FIG. 1 is an operation explanatory diagram of a variable discharge amount fuel supply device according to a first embodiment of the present invention.

FIG. 2 is a system diagram showing a configuration of a variable discharge amount fuel supply device according to Embodiment 1 of the present invention.

FIG. 3 is a sectional view showing a configuration of a fuel pump used in the variable discharge fuel supply device according to the first embodiment of the present invention.

FIG. 4 is an operation explanatory view of a conventional variable discharge fuel supply device.

[Explanation of symbols]

1a, 1b, 1c, 1d fuel injection valve, 2 delivery pipe, 3 fuel pump, 4 low-pressure fuel pump, 5 fuel tank, 6, 9 check valve, 8 low-pressure regulator 10, 11 fuel path, 13 control means, 14 cylinder, 15 plunger, 17 pressurizing chamber, 18, 19
Spring, 20 bellows, 22 fuel inlet, 24 fuel outlet, 25 fuel inlet passage, 26 inlet valve, 27 discharge valve, 28 solenoid valve, 29 valve body, 30 valve seat, 31
Relief passage, 32 Fuel pressure holding valve.
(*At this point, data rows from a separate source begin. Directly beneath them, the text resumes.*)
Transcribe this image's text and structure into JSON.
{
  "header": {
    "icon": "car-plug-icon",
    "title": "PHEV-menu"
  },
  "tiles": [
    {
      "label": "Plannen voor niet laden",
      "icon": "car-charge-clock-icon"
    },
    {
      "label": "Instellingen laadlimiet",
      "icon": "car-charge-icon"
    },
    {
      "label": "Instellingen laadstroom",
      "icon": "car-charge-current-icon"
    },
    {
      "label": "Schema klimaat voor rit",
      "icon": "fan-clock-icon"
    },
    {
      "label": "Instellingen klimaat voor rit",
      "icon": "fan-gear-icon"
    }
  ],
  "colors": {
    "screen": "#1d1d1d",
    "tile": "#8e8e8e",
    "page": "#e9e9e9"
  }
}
 ──────────────────────────────────────────────────続 き Continued on the front page F term (reference) 3G066 AA02 AB02 AD02 BA12 BA19 BA33 CA04T CA08 CA09 CA20U CA22T CB07U CB09 CB12 CB16 CC01 CD26 CE02 CE13 CE22 DA06 DC03 DC18

Claims (2)

[Claims] 1. A fuel injection valve for injecting fuel into each cylinder of an internal combustion engine, a delivery pipe for supplying pressurized fuel to these fuel injection valves, and a plunger reciprocating in a cylinder to draw in fuel from a fuel suction passage. A fuel pump that draws fuel into the pressurized chamber via a valve to pressurize the fuel, and discharges the pressurized fuel to the delivery pipe via a discharge valve, and communicates the pressurized chamber of the fuel pump with the fuel suction passage A solenoid valve provided in a relief passage for controlling the discharge amount of the pressurized fuel by relieving the pressurized fuel in the pressurized chamber to the fuel suction passage when the valve is opened, and a control means for giving a valve opening signal to the solenoid valve And a valve opening signal given from the control means to the solenoid valve is configured to end at a predetermined position just above the top dead center during a suction stroke from the top dead center to the bottom dead center of the plunger. And a variable discharge amount fuel supply device. 2. The variable discharge amount fuel according to claim 1, wherein the valve opening signal is terminated at least after a response time of the solenoid valve has passed since the plunger passed the top dead center. Feeding device.